Telstra’s Elite Mobile Wi-Fi is the latest in a series of pre-paid wireless modems that turn a 3G mobile broadband into a personal Wi-Fi hotspot.

Review: Telstra's Elite Mobile Wi-Fi

This second-gen dongle ups the ante on Telstra’s original Mobile Wi-Fi model by potentially doubling download speeds with the added niceties of a tiny OLED screen, on-the-go battery charging via USB and an external antenna socket.

But download speed, and the extensive reach of Telstra’s Next G network is where the $129 Elite gallops ahead of the pack - which includes the $99 offerings from Vodafone, Optus and Virgin Mobile.

We clocked an average of 7.9Mbps in the Sydney CBD, with a reliable 6Mbps in surrounding inner-city suburbs. Heading further out into the suburbs saw the signal drop to a still solid 4.5Mbps.

Connecting more than one device to the wireless hotspot saw a MacBook, iPad 1 and iPad 2 and iPhone 4 each draw around 2Mbps in ideal conditions, although the iPhone 4 seemed more prone to dropping the download speed under load. 

The fastest upload speed we could manage was 3.3Mbps with a single device connected, and we had no trouble exceeding 3.5 hours of solid use before the battery needed a recharge.

The Elite Mobile Wi-Fi comes locked down and there’s no facility to change the device’s SSID or WPA2 password. These are thoughtfully supplied on a wallet-sized card, and thankfully duplicated under the modem’s battery slot in case you lose the card.

The kicker is the cost of topping up the modem’s data allowance. Out of the box you get 5GB to gobble within 90 days.
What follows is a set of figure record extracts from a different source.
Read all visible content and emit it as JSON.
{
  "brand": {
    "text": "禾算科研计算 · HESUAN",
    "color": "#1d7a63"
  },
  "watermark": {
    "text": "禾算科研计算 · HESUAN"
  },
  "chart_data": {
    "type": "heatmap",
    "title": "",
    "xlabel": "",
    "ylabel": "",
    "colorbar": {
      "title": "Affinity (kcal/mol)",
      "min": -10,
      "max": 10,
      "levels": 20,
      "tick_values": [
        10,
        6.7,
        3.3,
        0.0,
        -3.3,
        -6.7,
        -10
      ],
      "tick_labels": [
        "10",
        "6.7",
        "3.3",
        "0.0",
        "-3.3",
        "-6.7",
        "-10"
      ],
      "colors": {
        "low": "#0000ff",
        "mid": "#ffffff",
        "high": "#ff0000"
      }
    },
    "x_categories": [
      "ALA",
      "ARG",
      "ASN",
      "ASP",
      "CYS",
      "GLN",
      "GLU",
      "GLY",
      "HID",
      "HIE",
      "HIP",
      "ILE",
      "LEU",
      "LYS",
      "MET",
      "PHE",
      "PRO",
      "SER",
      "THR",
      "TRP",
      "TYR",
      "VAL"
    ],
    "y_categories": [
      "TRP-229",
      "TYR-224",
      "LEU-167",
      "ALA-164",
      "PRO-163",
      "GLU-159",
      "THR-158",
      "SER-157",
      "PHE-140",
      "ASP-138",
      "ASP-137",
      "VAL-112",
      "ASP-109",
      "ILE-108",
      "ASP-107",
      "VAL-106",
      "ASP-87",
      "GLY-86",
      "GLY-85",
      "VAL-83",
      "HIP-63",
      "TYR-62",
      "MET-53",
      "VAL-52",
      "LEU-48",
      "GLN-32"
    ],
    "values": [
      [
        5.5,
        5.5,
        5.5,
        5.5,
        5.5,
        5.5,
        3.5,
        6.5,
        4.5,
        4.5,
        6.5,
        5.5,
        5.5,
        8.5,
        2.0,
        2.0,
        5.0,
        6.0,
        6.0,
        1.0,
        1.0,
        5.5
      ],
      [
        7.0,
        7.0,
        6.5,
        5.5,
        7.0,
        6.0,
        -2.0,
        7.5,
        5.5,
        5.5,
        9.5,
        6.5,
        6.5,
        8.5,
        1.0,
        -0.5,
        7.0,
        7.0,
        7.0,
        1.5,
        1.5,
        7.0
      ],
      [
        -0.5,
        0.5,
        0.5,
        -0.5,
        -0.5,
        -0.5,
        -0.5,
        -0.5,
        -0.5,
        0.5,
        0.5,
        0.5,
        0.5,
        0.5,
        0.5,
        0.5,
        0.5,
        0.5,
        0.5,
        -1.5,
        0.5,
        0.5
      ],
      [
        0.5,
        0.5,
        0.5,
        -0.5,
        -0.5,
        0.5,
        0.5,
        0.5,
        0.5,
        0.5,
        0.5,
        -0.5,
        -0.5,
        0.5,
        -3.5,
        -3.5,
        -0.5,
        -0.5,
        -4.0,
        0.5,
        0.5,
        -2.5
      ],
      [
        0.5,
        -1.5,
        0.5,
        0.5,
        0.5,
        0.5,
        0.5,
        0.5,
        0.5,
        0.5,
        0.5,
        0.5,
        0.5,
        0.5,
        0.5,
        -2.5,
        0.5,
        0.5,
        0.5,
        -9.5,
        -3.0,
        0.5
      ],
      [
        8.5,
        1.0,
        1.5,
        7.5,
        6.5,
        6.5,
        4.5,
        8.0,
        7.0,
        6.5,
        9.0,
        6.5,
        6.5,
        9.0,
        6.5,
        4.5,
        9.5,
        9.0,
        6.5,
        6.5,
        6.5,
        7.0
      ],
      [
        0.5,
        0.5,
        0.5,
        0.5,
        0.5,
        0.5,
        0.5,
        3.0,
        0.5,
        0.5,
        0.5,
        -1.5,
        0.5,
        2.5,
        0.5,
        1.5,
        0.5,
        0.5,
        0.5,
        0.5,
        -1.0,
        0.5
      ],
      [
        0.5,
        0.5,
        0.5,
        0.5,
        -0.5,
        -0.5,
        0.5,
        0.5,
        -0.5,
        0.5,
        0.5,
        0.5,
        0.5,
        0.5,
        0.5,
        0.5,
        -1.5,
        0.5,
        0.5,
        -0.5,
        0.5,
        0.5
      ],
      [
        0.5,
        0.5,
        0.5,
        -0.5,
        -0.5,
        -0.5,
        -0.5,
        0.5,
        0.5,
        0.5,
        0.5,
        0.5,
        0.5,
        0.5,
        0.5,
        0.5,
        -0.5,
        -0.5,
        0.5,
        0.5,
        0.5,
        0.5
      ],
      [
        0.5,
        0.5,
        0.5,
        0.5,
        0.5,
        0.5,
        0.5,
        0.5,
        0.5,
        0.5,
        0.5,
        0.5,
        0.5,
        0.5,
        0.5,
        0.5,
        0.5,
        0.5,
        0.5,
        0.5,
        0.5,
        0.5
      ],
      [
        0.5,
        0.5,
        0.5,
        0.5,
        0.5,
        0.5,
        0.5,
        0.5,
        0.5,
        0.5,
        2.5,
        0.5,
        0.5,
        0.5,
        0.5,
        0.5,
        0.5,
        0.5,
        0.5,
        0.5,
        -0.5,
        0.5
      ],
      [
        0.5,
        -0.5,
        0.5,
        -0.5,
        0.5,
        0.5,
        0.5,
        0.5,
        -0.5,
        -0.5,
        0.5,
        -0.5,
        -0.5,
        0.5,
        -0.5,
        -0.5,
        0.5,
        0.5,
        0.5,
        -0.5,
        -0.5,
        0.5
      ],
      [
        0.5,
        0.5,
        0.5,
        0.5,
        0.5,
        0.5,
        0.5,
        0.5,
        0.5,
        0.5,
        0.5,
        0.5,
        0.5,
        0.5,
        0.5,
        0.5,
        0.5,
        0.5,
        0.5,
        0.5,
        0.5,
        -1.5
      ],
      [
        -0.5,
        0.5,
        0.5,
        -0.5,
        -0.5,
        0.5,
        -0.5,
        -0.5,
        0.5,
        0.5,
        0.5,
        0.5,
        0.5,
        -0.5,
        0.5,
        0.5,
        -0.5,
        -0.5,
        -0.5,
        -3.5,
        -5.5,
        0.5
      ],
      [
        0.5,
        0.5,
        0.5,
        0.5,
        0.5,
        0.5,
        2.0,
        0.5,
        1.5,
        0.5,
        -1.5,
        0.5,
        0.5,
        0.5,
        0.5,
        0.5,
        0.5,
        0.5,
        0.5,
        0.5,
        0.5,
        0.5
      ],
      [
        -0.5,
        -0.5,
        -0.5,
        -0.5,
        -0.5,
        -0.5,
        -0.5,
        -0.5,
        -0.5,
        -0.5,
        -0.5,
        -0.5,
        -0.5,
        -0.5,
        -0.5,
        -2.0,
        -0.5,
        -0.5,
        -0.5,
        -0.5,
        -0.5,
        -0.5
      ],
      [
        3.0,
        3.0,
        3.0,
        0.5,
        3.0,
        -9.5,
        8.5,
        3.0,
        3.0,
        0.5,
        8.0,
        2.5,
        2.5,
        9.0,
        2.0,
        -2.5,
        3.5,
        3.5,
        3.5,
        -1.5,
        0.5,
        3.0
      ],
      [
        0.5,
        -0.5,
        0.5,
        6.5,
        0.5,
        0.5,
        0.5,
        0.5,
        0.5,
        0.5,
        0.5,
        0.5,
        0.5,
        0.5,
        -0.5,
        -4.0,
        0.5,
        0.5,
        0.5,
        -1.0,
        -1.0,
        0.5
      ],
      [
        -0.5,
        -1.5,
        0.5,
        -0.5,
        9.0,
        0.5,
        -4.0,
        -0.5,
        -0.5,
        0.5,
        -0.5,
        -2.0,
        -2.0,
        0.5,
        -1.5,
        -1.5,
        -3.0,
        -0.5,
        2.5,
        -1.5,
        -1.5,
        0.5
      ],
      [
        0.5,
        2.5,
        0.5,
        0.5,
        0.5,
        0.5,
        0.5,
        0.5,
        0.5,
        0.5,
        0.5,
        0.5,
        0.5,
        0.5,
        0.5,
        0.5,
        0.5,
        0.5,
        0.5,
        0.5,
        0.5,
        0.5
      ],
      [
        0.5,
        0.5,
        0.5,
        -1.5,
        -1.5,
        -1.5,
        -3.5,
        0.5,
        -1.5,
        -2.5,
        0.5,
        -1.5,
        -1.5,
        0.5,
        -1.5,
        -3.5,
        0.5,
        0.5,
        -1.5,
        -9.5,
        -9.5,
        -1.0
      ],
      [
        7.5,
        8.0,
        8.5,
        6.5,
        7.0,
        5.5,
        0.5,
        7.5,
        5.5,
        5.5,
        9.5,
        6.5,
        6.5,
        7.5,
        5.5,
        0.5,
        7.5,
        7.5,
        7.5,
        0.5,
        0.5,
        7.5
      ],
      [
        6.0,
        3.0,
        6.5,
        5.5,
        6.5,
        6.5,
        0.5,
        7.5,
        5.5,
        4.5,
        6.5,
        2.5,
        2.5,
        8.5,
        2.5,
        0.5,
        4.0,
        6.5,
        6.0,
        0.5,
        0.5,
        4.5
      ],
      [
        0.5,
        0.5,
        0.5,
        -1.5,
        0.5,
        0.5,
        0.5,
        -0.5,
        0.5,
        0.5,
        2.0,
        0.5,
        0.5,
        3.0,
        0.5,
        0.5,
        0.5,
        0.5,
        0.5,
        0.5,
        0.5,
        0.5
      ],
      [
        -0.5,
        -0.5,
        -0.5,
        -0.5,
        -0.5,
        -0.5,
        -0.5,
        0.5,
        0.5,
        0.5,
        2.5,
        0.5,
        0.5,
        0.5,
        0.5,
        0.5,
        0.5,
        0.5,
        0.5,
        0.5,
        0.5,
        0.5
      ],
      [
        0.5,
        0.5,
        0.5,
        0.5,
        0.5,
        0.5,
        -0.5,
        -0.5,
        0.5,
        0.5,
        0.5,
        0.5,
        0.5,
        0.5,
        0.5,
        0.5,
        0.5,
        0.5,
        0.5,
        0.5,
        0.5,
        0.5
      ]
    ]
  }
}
The cheapest recharge option is 250MB for $20 with a 21 day expiry period, but the more useful 6GB/90 day recharge costs $100 – almost as much as the modem itself.

The best value option is to put down $150 for 10GB that’ll last you a whole year.

At the time of writing only business customers can buy the Elite Mobile Wi-Fi on a month-by-month plan but a Telstra spokesman said the company was “currently considering a Post-Paid (consumer) option”.

If you want to travel overseas and drop a local SIM card into the device you’ll also be up for  $100 fee to unlock it from Telstra’s network.